Tidak ada recruiter yang menghubungi.
Tidak ada klien yang tertarik.
Tidak ada peluang yang benar-benar datang.
Lalu muncul pertanyaan yang sedikit mengganggu:
“Saya sudah aktif. Tapi kenapa tidak ada yang ‘melirik’?”
Kalau Anda pernah merasakan ini, Anda tidak sendirian.
Dan jujur saja, masalahnya sering bukan pada “kurang aktif”.
Bayangkan Anda membuka toko.
Lokasinya strategis. Lampunya terang.

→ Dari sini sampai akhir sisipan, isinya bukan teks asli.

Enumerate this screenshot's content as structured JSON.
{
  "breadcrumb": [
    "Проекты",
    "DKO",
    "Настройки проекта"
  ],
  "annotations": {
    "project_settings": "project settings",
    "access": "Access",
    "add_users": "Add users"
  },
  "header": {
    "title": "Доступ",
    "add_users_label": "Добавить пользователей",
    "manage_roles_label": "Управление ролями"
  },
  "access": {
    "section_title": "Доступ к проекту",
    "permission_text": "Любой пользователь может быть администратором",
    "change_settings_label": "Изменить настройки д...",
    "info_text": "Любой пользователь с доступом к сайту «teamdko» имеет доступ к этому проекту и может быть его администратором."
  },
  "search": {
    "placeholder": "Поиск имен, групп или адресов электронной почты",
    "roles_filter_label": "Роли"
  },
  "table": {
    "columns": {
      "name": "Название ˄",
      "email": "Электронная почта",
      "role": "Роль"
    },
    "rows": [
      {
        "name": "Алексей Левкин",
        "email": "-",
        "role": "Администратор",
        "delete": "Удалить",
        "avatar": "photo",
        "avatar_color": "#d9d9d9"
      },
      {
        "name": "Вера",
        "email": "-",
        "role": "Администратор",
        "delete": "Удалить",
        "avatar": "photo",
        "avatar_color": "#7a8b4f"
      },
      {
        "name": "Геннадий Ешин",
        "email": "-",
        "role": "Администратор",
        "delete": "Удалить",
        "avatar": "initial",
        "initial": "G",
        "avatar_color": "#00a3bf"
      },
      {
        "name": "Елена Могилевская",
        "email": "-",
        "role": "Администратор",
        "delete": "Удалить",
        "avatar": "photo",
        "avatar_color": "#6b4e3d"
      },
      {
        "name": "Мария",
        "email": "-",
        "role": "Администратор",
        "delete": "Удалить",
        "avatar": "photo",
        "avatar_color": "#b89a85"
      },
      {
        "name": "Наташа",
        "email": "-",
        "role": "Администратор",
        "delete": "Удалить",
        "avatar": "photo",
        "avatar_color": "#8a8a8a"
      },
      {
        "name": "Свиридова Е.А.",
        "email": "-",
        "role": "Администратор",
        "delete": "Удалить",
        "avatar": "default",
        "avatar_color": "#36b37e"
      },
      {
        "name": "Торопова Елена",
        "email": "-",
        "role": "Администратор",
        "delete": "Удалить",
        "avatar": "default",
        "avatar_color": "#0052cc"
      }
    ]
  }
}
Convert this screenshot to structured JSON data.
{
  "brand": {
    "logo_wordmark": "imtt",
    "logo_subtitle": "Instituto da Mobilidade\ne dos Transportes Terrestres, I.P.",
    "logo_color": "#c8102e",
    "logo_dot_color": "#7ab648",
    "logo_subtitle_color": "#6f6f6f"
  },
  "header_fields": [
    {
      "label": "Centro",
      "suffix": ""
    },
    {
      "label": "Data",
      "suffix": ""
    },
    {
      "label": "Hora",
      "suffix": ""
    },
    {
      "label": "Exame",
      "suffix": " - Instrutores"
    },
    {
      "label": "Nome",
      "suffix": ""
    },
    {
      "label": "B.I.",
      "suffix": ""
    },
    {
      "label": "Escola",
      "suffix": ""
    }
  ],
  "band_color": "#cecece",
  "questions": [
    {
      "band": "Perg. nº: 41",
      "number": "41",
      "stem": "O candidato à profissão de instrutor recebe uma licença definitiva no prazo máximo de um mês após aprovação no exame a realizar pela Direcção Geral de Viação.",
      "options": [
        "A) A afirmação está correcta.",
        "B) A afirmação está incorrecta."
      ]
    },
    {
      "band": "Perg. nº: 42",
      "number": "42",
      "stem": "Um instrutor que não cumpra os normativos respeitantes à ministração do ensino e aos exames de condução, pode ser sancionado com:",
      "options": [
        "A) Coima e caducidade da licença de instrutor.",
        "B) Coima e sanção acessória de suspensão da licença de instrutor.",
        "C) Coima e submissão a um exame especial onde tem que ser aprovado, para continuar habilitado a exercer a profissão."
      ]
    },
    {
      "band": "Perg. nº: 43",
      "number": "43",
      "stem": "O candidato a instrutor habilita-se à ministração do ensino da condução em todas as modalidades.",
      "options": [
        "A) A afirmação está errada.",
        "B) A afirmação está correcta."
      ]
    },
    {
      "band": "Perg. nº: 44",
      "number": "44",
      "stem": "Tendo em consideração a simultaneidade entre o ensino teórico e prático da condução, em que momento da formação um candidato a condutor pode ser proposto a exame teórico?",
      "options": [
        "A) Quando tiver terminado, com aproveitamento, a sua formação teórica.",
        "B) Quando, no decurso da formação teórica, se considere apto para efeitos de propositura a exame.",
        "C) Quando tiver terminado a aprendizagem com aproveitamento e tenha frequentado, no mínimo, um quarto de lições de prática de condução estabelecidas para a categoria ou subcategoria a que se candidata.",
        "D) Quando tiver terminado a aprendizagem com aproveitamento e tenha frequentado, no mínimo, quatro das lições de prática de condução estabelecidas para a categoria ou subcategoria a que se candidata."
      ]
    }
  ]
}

Etalase rapi.
Setiap hari Anda:
- menyapu lantai
- merapikan barang
- membuka pintu tepat waktu
Tapi tidak ada yang masuk.
Aneh?
Tidak juga.
Karena satu hal penting mungkin belum Anda lakukan:
Anda belum menjelaskan apa yang Anda jual—dan kenapa orang harus masuk.
Begitu juga dengan LinkedIn.
Banyak orang sibuk “aktif”, tapi lupa membangun makna dari aktivitas itu.